Frost was left in the middle, determined to give the network – and, ostensibly, the people – what they wanted, without offending Lynch or sapping the show’s inventiveness.

“They actually wanted it resolved at the end of the first season. I was advocating something in the middle, halfway through the second year,” Frost says. He drew up three scenarios: three possible culprits in the Palmer murder, all of which he keeps under wraps to this day. “It’s not the Log Lady,” he replies, when pressed to reveal the alternative killers. The cast were kept in the dark, the script guarded like launch codes. Ray Wise was not told that Leland was the killer until the day the critical scenes were filmed. “I’ll never forget the look on his face,” remembers Frost.

“Yeah, it’s true,” admits Wise. “When I was told by Mark and David, I’m sure my face registered all those emotions. Surprise. Shock. Discomfort. It was something I dreaded. I had my own daughter. The idea that my character could possibly be the one to have killed his own daughter was something I was very uncomfortable with.”

Lynch’s reluctance to reveal the killer, however, proved prescient. While the second series – 22 episodes running between September 1990 and June ’91 – continued to have an endearing oddness running through it (notably David Duchovny, pre-X Files, as Cooper’s cross-dressing colleague), much of the air was sucked out of the final episodes.

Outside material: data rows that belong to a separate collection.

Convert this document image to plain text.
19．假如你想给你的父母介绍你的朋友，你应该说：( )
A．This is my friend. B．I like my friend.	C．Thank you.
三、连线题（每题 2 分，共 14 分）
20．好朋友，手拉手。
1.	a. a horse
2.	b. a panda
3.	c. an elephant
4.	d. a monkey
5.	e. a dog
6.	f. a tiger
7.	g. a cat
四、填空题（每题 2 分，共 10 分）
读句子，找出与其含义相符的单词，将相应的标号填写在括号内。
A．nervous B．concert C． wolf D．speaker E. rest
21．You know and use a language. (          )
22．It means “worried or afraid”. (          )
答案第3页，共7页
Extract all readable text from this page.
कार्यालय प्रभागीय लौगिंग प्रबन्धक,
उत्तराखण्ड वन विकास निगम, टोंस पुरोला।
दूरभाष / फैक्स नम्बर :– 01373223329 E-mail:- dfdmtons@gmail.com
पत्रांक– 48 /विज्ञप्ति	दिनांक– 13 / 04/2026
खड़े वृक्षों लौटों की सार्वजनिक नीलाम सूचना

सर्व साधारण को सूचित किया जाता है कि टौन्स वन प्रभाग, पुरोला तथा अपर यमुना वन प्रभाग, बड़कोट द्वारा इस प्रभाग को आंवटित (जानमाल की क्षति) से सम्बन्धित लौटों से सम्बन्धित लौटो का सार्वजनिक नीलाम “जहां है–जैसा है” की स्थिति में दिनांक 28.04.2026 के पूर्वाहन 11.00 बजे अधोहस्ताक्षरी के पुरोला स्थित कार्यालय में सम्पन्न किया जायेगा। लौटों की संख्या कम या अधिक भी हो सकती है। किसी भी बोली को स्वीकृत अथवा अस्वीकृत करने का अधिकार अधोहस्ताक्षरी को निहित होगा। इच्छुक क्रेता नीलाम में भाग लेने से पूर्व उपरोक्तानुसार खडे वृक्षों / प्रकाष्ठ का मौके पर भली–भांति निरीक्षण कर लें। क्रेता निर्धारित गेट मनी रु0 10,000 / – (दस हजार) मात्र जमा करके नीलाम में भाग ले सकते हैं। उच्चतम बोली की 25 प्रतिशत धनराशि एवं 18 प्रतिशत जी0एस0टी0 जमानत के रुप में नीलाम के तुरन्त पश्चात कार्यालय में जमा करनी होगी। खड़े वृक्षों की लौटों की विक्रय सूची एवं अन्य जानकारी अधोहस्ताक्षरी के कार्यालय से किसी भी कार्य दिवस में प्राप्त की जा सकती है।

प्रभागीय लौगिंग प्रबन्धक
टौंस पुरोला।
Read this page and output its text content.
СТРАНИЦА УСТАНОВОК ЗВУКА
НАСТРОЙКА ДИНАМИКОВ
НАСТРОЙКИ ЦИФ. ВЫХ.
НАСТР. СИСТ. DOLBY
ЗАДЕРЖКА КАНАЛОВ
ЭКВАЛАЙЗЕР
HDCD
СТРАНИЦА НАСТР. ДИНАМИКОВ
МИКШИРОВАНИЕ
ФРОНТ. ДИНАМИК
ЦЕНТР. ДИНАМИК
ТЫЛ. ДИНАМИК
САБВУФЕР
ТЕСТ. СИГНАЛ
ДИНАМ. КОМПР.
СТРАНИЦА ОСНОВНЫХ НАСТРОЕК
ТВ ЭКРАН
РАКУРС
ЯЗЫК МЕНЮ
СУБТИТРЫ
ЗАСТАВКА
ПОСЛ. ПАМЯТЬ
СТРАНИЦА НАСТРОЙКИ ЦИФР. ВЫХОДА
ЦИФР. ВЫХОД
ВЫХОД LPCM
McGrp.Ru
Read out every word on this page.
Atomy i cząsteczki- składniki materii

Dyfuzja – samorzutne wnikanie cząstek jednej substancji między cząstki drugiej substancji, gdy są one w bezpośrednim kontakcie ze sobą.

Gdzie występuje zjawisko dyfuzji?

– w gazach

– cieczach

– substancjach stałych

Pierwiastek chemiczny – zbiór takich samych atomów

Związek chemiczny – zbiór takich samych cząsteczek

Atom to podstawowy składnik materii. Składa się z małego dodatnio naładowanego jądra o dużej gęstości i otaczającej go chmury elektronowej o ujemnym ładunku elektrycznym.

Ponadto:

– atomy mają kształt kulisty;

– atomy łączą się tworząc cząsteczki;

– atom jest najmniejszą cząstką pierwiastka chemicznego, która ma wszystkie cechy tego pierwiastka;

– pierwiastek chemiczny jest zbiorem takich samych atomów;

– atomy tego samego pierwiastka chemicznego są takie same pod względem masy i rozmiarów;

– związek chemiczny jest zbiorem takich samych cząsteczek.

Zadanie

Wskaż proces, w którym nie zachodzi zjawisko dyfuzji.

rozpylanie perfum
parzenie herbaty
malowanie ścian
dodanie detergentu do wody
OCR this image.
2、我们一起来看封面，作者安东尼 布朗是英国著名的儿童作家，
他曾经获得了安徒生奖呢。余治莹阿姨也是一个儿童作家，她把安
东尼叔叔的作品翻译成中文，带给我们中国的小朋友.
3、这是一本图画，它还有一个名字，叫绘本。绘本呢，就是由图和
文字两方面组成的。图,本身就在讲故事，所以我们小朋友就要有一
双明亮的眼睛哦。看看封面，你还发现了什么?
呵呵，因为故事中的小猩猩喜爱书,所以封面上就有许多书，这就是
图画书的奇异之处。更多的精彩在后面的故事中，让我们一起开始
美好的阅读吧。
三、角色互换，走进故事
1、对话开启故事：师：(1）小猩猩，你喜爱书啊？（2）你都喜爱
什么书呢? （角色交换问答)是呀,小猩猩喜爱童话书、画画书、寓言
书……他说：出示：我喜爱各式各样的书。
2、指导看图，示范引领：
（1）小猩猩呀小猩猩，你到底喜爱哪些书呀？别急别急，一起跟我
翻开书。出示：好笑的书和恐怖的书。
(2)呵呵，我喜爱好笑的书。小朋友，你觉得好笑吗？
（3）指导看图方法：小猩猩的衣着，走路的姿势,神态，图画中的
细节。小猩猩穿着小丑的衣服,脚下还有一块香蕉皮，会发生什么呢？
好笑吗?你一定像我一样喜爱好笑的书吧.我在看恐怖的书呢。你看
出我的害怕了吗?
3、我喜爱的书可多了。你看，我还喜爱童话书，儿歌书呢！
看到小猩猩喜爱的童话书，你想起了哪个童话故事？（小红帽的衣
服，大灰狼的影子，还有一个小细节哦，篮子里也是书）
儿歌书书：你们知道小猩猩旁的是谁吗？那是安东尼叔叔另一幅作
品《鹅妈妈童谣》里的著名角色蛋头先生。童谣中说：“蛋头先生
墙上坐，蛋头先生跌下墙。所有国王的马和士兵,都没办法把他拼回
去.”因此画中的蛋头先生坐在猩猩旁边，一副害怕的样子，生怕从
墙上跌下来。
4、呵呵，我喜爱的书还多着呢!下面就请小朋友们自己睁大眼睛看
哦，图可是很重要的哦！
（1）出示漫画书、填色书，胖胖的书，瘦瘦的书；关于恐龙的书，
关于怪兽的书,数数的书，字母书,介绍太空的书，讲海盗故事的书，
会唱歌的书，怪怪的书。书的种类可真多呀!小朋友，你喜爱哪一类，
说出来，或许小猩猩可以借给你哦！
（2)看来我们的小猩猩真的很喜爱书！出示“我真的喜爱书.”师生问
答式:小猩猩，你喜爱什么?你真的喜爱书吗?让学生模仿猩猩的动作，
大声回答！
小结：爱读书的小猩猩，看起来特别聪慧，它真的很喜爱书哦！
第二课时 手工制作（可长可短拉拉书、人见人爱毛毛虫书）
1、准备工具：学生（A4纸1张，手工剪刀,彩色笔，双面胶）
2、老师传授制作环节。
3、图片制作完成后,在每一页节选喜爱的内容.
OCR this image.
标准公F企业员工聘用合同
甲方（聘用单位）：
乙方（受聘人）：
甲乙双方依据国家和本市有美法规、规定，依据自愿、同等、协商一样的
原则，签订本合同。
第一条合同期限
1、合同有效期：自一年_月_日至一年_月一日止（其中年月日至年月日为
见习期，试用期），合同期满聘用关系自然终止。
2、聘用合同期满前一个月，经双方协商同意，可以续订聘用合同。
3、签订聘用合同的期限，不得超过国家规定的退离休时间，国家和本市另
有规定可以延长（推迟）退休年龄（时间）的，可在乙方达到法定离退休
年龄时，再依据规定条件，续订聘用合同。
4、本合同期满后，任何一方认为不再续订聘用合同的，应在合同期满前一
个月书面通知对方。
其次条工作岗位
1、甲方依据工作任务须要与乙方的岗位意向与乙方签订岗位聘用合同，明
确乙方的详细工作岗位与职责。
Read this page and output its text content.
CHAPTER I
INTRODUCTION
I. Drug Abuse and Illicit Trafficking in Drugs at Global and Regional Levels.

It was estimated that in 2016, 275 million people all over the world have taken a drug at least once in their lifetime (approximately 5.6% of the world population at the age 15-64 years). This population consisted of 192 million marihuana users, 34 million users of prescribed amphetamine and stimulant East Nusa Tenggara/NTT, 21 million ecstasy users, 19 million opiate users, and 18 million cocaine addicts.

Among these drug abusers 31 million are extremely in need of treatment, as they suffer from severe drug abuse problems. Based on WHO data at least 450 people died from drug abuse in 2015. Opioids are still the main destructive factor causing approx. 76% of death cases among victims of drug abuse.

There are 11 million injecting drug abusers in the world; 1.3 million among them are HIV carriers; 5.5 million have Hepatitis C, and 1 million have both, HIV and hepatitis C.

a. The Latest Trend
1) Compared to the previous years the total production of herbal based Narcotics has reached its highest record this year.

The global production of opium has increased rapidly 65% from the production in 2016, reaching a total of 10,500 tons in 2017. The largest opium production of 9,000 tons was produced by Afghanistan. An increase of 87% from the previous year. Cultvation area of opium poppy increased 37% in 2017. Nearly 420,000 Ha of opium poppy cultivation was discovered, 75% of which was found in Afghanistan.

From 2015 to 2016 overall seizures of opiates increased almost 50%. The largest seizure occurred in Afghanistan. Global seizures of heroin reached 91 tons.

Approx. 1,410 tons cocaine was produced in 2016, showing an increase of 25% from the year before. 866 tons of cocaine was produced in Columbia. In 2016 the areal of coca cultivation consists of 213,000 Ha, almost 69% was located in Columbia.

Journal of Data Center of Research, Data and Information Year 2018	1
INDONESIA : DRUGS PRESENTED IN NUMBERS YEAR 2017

“It’s hard for me to accept that Leland would be the perpetrator, because once it came to earth the mystery evaporated for me,” says MacLachlan. “But there wasn’t anything they could do. They created this giant beast and they needed to solve the mystery. The power of the show was the continuation of that mystery. Maybe today, because people are a lot smarter, it would have continued and been like a Lost. It would expand upon itself.”

A second murder mystery, as epic as “Who killed Laura Palmer?”, was planned. But first, Frost wanted a short period of grace to pass, so as not to appear tacky. “We were going to bring up Cooper’s past,” he says, “the whole Windom Earle story [involving Cooper’s former mentor, now deranged]. In hindsight, I wish I’d accelerated it.”